The Court of Appeal held that an arbitrator was correct in ruling that an insurer under a liability policy issued to the Board of School Trustees must indemnify the Board for costs it was “legally obligated to pay” for passing unconstitutional resolutions disapproving of books depicting children with same-sex parents. The definition of “wrongful act” under the policy was broad enough to cover the risk of damages for constitutional wrongs.

01. March 2005 0

British Columbia v. Surrey School District No. 36, [2005] B.C.J. No. 364, British Columbia Court of Appeal

The issue raised by this appeal was whether an arbitrator had erred in ruling that the appellant, as the insurer under a liability policy issued to the respondent Board of School Trustees (the “Board”), was required to indemnify the Board in respect of legal fees and costs it was ordered to pay to the petitioners in the underlying action, Chamberlain v. Surrey School District No. 36, [2002] 4 SCR 710.

The petitioners had been successful in having two resolutions passed under the School Act with respect to the approval of “educational resource materials” for use by teachers in school classrooms quashed. The resolutions stated that resources from gay and lesbian groups were not approved for use and declined to approve three books depicting children with same-sex parents. This was challenged in the underlying action and, the Supreme Court of Canada ruled that in passing the resolutions, the Board had failed to act in accordance with the School Act.

Early on in the underlying action, the Board had requested that the Ministry of Education, as the insurer under its “Schools Protection Program” (“SPP”) policy, assume the Board’s defence. The Ministry denied the request on the ground that the claims against the School District were not covered by the policy. The Board and the Ministry proceeded to arbitration pursuant to the Commercial Arbitration Act. The arbitrator ruled that the Board was covered.

The Ministry then appealed to the Supreme Court of BC which upheld the arbitration award.

On appeal, the Ministry argued that the Chambers judge erred in concluding that the pleadings in the Chamberlain proceeding triggered an obligation to defend the petition on behalf of the Board.
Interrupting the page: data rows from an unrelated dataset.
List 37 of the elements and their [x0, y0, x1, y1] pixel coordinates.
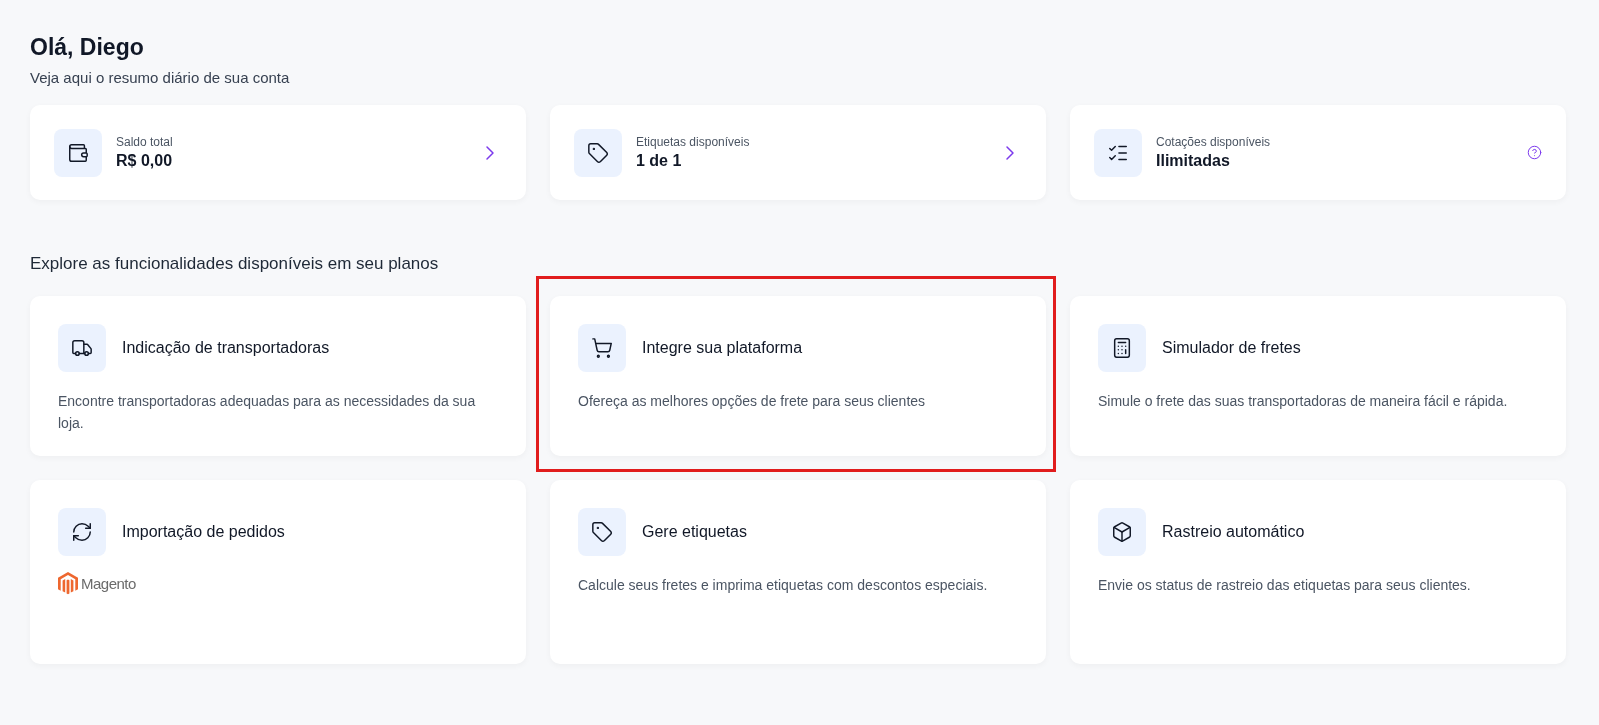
logo-icon — [58, 572, 78, 595]
box-icon — [1111, 521, 1133, 543]
feature-description: Envie os status de rastreio das etiquetas para seus clientes. — [1098, 576, 1472, 595]
stat-label: Etiquetas disponíveis — [636, 135, 751, 149]
feature-title: Gere etiquetas — [642, 523, 747, 541]
feature-title: Rastreio automático — [1162, 523, 1305, 541]
feature-card[interactable]: Importação de pedidos Magento — [30, 480, 526, 664]
feature-title: Indicação de transportadoras — [122, 339, 330, 357]
stat-value: 1 de 1 — [636, 152, 683, 170]
greeting-subtitle: Veja aqui o resumo diário de sua conta — [30, 69, 291, 86]
feature-description: Simule o frete das suas transportadoras de maneira fácil e rápida. — [1098, 392, 1509, 411]
feature-title: Importação de pedidos — [122, 523, 285, 541]
stat-label: Cotações disponíveis — [1156, 135, 1272, 149]
feature-card[interactable]: Rastreio automático Envie os status de rastreio das etiquetas para seus clientes. — [1070, 480, 1566, 664]
feature-description: Calcule seus fretes e imprima etiquetas com descontos especiais. — [578, 576, 989, 595]
stat-value: Ilimitadas — [1156, 152, 1231, 170]
section-title: Explore as funcionalidades disponíveis em seu planos — [30, 254, 440, 274]
tag-icon — [591, 521, 613, 543]
logo-text: Magento — [81, 575, 136, 592]
stat-value: R$ 0,00 — [116, 152, 174, 170]
tag-icon — [587, 141, 609, 164]
feature-card[interactable]: Gere etiquetas Calcule seus fretes e imprima etiquetas com descontos especiais. — [550, 480, 1046, 664]
help-icon[interactable] — [1527, 145, 1542, 160]
feature-description: Encontre transportadoras adequadas para as necessidades da sua loja. — [58, 392, 477, 433]
refresh-icon — [71, 521, 93, 543]
stat-label: Saldo total — [116, 135, 174, 149]
feature-title: Simulador de fretes — [1162, 339, 1301, 357]
greeting-title: Olá, Diego — [30, 34, 145, 61]
truck-icon — [71, 337, 93, 359]
calculator-icon — [1111, 337, 1133, 359]
feature-title: Integre sua plataforma — [642, 339, 803, 357]
feature-description: Ofereça as melhores opções de frete para seus clientes — [578, 392, 927, 411]
cart-icon — [591, 337, 613, 359]
wallet-icon — [67, 141, 89, 164]
feature-card[interactable]: Simulador de fretes Simule o frete das suas transportadoras de maneira fácil e rápida. — [1070, 296, 1566, 456]
feature-card[interactable]: Integre sua plataforma Ofereça as melhores opções de frete para seus clientes — [550, 296, 1046, 456]
feature-card[interactable]: Indicação de transportadoras Encontre transportadoras adequadas para as necessidades da sua loja. — [30, 296, 526, 456]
The Court of Appeal noted that under the SPP policy issued by the Ministry to the Board, s. 6 provided that liability incurred by the Board was covered under the Act for “all loss by reason of any wrongful act arising out of the performance of their duties on behalf of the School District.” The majority of the Court of Appeal held that the definition of “wrongful act” was broad enough to include the Board’s pursuant of policies with respect to school books that were eventually found by the Supreme Court of Canada to be erroneous. Further, the costs ordered to be paid by the Board to the Chamberlain petitioners constituted a “sum which the School District or Board of Trustees is legally obligated to pay as a result of liability arising out of a wrongful act.” However, the Board’s own legal fees were not covered, since the Board was obligated to pay them not “as a result of liability arising out of a wrongful act”, but as a result of retaining counsel to act on its behalf in the Chamberlain litigation.